Now we can find the start and end of each cycle, and number them:
,cte3 as
(
select ROW_NUMBER() over (order by b1.ActivityId) CycleNumber
,b1.ActivityId StartId,b2.ActivityId EndId
from cte2 b1 left join cte2 b2
on b1.rn=b2.rn-1
where b1.Cycle='Start'
)
select * from cte3
Which gives us what we need:
CycleNumber StartId EndId
1 1 3
2 6 12
3 13 16
4 22 NULL
Now we just need to join this back on our table:
select
a.ActivityId,a.Flag,a.[Type],CycleNumber
from tab a
left join cte3 b on a.ActivityId between b.StartId and isnull(b.EndId,a.ActivityId)
This gives the result you were looking for.
This is just a quick and dirty solution, perhaps with a little TLC you can pretty it up, and reduce the number of steps.
The full solution is here:
with tab as
(select * from (values
(1,'N',''),(2,'N',''),(3,'Y','EXT'),(4,'Y','')
,(5,'Y',''),(6,'N',''),(7,'Y','INT'),(8,'Y','')
,(9,'N',''),(10,'N',''),(11,'N',''),(12,'Y','EXT')
,(13,'N',''),(14,'N',''),(15,'N',''),(16,'Y','EXT')
,(17,'Y',''),(18,'Y','INT'),(19,'Y',''),(20,'Y','EXT')

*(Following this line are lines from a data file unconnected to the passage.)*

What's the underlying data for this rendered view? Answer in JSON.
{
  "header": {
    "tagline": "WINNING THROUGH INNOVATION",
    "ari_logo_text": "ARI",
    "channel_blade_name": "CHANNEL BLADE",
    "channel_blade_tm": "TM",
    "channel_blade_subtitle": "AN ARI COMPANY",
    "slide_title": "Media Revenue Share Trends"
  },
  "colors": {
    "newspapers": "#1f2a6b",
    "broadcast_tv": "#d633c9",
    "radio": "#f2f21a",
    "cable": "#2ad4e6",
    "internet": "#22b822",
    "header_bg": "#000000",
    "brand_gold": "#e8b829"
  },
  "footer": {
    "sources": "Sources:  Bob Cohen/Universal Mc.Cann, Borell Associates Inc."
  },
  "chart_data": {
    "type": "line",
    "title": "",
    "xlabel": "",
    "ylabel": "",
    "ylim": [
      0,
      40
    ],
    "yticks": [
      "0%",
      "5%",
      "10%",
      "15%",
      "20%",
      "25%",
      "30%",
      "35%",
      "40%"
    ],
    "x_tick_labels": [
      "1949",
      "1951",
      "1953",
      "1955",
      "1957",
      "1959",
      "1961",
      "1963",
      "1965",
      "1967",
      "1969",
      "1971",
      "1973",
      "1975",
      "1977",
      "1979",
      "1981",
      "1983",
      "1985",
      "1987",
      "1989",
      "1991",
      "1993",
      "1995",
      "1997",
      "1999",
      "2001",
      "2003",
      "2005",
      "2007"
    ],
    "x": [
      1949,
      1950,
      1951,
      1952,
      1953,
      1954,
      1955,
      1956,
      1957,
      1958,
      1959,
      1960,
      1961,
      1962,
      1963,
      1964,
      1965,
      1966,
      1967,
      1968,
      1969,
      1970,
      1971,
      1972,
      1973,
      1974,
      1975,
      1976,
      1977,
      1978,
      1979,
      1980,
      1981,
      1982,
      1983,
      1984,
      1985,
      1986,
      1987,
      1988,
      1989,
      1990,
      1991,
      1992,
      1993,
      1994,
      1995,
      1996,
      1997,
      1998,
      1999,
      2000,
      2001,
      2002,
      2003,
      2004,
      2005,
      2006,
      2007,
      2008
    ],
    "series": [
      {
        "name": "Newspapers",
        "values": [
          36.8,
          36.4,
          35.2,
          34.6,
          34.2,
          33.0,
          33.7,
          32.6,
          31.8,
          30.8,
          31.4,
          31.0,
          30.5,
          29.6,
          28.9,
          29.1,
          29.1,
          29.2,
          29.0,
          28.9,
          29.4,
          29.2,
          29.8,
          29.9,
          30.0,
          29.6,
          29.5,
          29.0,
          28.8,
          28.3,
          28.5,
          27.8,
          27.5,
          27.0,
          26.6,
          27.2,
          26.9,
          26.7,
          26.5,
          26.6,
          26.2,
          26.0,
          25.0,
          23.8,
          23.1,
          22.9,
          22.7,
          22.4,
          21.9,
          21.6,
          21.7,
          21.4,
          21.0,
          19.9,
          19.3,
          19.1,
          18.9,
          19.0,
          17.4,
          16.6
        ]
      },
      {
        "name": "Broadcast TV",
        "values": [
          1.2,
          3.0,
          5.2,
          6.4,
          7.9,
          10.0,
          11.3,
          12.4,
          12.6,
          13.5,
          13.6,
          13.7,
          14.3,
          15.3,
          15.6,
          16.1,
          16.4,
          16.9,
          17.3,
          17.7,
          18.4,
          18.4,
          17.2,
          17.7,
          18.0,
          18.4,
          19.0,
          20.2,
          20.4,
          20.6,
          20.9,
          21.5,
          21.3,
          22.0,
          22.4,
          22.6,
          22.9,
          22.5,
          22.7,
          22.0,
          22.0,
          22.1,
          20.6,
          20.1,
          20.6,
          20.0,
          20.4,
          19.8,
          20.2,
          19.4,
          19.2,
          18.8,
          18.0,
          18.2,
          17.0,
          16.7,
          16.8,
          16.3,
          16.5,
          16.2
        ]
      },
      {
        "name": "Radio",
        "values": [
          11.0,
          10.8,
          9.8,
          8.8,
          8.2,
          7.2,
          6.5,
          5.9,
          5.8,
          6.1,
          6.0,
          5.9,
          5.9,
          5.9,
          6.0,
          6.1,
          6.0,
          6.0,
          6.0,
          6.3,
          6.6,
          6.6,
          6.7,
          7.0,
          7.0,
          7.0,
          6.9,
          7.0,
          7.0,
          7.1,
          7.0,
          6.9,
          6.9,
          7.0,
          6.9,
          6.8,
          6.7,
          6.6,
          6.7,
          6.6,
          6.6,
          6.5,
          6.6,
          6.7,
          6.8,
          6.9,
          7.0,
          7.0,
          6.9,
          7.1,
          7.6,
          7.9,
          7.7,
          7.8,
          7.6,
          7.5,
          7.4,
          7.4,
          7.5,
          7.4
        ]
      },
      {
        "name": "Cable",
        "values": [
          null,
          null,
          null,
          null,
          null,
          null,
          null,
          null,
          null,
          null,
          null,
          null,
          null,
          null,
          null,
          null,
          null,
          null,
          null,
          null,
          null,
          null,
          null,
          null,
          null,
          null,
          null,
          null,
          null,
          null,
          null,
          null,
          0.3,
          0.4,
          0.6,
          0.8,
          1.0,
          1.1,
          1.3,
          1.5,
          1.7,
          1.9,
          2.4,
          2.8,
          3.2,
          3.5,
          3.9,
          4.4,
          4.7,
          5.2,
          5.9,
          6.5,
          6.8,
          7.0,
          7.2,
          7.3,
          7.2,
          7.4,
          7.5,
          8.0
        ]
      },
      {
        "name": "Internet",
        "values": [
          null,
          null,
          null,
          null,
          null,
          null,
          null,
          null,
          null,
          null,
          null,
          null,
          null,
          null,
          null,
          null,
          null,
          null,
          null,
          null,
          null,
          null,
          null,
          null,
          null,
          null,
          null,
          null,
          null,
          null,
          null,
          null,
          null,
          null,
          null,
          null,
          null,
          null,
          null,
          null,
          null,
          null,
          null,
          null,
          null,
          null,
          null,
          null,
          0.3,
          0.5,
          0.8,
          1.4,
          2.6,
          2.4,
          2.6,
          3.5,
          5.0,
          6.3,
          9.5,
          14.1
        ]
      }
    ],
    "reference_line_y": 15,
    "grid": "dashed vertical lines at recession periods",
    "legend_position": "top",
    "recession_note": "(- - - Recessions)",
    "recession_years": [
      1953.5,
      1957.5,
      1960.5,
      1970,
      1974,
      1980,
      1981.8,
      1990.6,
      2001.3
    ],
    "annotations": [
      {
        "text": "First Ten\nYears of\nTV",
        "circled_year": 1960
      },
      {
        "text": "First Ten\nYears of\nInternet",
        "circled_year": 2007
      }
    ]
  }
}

,(21,'Y',''),(22,'N',''),(23,'N','')) a(ActivityId,Flag,[Type]))
,CTE1 as
( select
ROW_NUMBER() over (order by t1.ActivityId) rn
,t1.ActivityId
,case when t1.Flag='N' then 'Start' else 'End' end Cycle
from tab t1
where t1.Flag='N' or (t1.Flag='Y' and t1.[Type]='Ext')
)
,CTE2 as
(
select ROW_NUMBER() over (order by a1.activityid) rn
,a1.ActivityId
,a1.Cycle
,a2.Cycle PrevCycle
from CTE1 a1 left join CTE1 a2 on a1.rn=a2.rn+1
where
a2.Cycle is null -- First Cycle
or
( a2.Cycle is not null
and
(
a1.Cycle='End' -- End of cycle
or
(a1.Cycle='Start'
and a2.Cycle='End') -- next cycles
)
)
)
,cte3 as
(
select ROW_NUMBER() over (order by b1.ActivityId) CycleNumber
,b1.ActivityId StartId,b2.ActivityId EndId
from cte2 b1 left join cte2 b2
on b1.rn=b2.rn-1
where b1.Cycle='Start'
)
select
a.ActivityId,a.Flag,a.[Type],CycleNumber
from tab a
left join cte3 b on a.ActivityId between b.StartId and isnull(b.EndId,a.ActivityId)
Upvotes: 3